Personal life
- Born: 1964 (age 61–62)
- Education: San Francisco State University; Wurzweiler School of Social Work;

Religious life
- Religion: Judaism

Jewish leader
- Position: Executive Director
- Organisation: Eshel
- Began: 2012

= Miryam Kabakov =

American Jewish lesbian writer and organizer (born 1964)

Miryam Kabakov (born 1964) is an American Jewish social worker and community organizer. She is the Executive Director of Eshel, a national organization that supports and advocates for LGBTQ+ Orthodox Jews.

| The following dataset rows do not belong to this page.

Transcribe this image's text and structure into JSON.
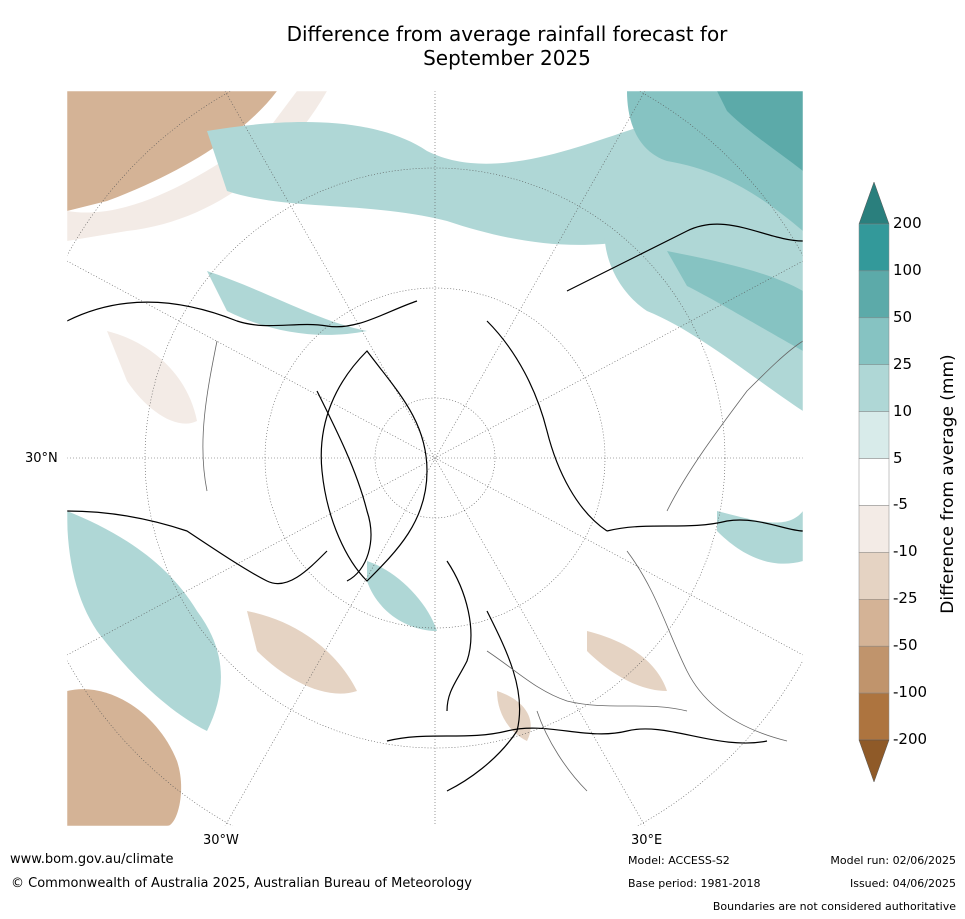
{
  "title_line1": "Difference from average rainfall forecast for",
  "title_line2": "September 2025",
  "map": {
    "lat_labels": [
      "30°N"
    ],
    "lon_labels": [
      "30°W",
      "30°E"
    ]
  },
  "colorbar": {
    "title": "Difference from average (mm)",
    "ticks": [
      "200",
      "100",
      "50",
      "25",
      "10",
      "5",
      "-5",
      "-10",
      "-25",
      "-50",
      "-100",
      "-200"
    ],
    "bins": [
      {
        "color": "#2a7f7d"
      },
      {
        "color": "#33999a"
      },
      {
        "color": "#5caaa9"
      },
      {
        "color": "#86c3c2"
      },
      {
        "color": "#afd7d6"
      },
      {
        "color": "#d8ebea"
      },
      {
        "color": "#ffffff"
      },
      {
        "color": "#f3ebe6"
      },
      {
        "color": "#e5d3c3"
      },
      {
        "color": "#d4b396"
      },
      {
        "color": "#c0946c"
      },
      {
        "color": "#ad743f"
      },
      {
        "color": "#8f5a28"
      }
    ]
  },
  "footer": {
    "website": "www.bom.gov.au/climate",
    "copyright": "© Commonwealth of Australia 2025, Australian Bureau of Meteorology",
    "model": "Model: ACCESS-S2",
    "base_period": "Base period: 1981-2018",
    "model_run": "Model run: 02/06/2025",
    "issued": "Issued: 04/06/2025",
    "disclaimer": "Boundaries are not considered authoritative"
  }
}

Among other positions, Kabakov has served as director of the Minneapolis Jewish Film Festival, as National Program Director of AVODAH: The Jewish Service Corps, and as a social worker at Footsteps. She also founded a support group for lesbian, bisexual and transgender Orthodox women in New York.

She was the editor of the 2010 anthology Keep Your Wives Away From Them: Orthodox Women, Unorthodox Desires, consisting of 14 essays by LGBTQ+ Orthodox women, which was named best anthology of 2011 by the Golden Crown Literary Society. She was inspired by the book Lesbian Nuns: Breaking Silence, which was edited by Rosemary Curb and Nancy Manahan and published by Naiad Press in 1985. She wondered why there wasn't a similar book for Orthodox women.

In 2019, she was one of the first grant recipients of the Jewish Women's Foundation of New York's The Collective project, which supports Jewish women social entrepreneurs.

==Personal life==
Kabakov lives with her partner Mara Benjamin and two children in Northampton, Massachusetts. They formerly lived in St. Paul, Minnesota). She identifies as "post-modern Orthodox" and attends a Conservative congregation.